I was watching PTI at the gym this afternoon and in the first four stories Wilbon and Kornheiser called something the greatest of all time. First up were the Patriots, who Tony said would go 19-0 and were the best football team of all time. Then came Devin Hester, the greatest kick returner of all time. Finally, after a brief respite during a college football discussion that flirted with calling South Florida the greatest something or other of all time, up came the Colorado Rockies who are on the greatest hot streak of all time.
Cris Collinsworth did the same thing during halftime of last night's Sunday Night football game when he referred to New England as the best team he's ever seen. There's been scuttlebutt here and there that Tom Brady is having the greatest season of any quarterback ever, during last year's NCAA Tournament we heard that Greg Oden was the best Freshman to ever play college basketball. Unless it was Kevin Durant.

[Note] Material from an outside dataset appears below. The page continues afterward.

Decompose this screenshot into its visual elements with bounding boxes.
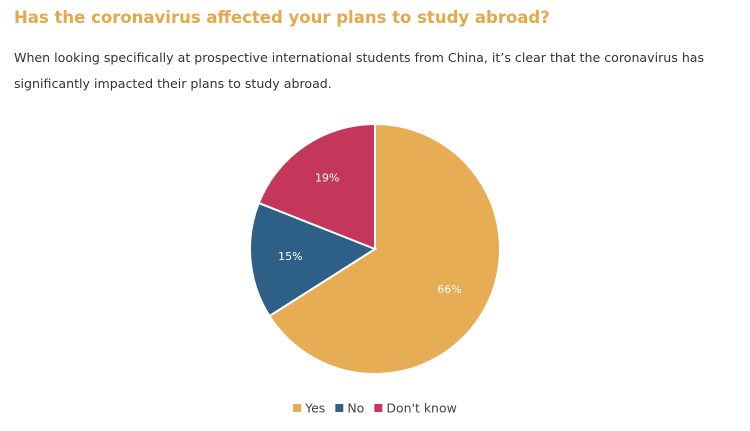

Elsewhere there are articles proclaiming Brett Favre, Joe Torre, the USC football program, Roger Federer, San Diego State kicker Parker Douglass, Floyd Mayweather, motocross racer Ricky Carmichael , high school running back Jerandon Bussey and Roger Clemens the Greatest ______ of All Time. Appalachian State's win over Michigan was called the greatest upset of all time until that USC football program was defeated by a Stanford team that ASU would probably handle with ease.
What's all the fuss about the greatest of all time? I think it has more to do with us than with anything these teams or players do in their chosen fields. We're obsessed with thinking that we are witnessing the absolute height of human achievement rather than just admitting that every era has its standouts, that its impossible to truly compare sports performances from one era against another except in the mind's eye. Sure, statisticians can create formulas that put things on an equal playing field but can anyone say with any degree of real certainty what would happen if Clemens took on Babe Ruth or if Tim Duncan's Spurs played the Knicks of Reed and Frazier?
I'd love to see both matchups but until someone harnesses 1.21 gigawatts it's going to remain a fantasy. These mythical titles seem to exist just to start the next debate - If the Patriots are the greatest team of all time and the Colts beat them does that make the Colts the greatest team of all time? - and in that next debate no one is going to be more inclined to temper their remarks.
I'm not saying any and all of these people are being mislabeled, except for the San Diego State kicker thing which is just hyperbole out of control. I'm just saying that our need to feel like we live in interesting and amazing times trumps any and all perspective about the length and variety of history.
They called World War I the "war to end all wars" and as you'll note by the ongoing muck of Iraq that was more than a little premature. The generation that won World War II, the "greatest generation," went on to get us into Vietnam, presided over Jim Crow and helped create divides in this country that are still being fought over. And those are things that actually matter. Wouldn't it be both easier and more accurate to say that huge things and magnificent individuals exist in every era and just celebrate them that way instead of resorting to hyperbole that only serves to make us feel better about ourselves?
Well said. I too am tired of every major achievement being hailed G.O.A.T. Sometimes members of media and casual fans as well need to calm down when they see greatness and recognize that there has always been greatness, yes even before they were around to witness it. Much credit to you for pointing this out.
Posted by: joshbeckettcanbeatupyourdad | November 05, 2007 at 08:09 PM
I couldn't agree more. I think it is bascially a lack of skill or confidence that writers and/or commentators connot deliver a story with punch without declaring something the greatest of all time.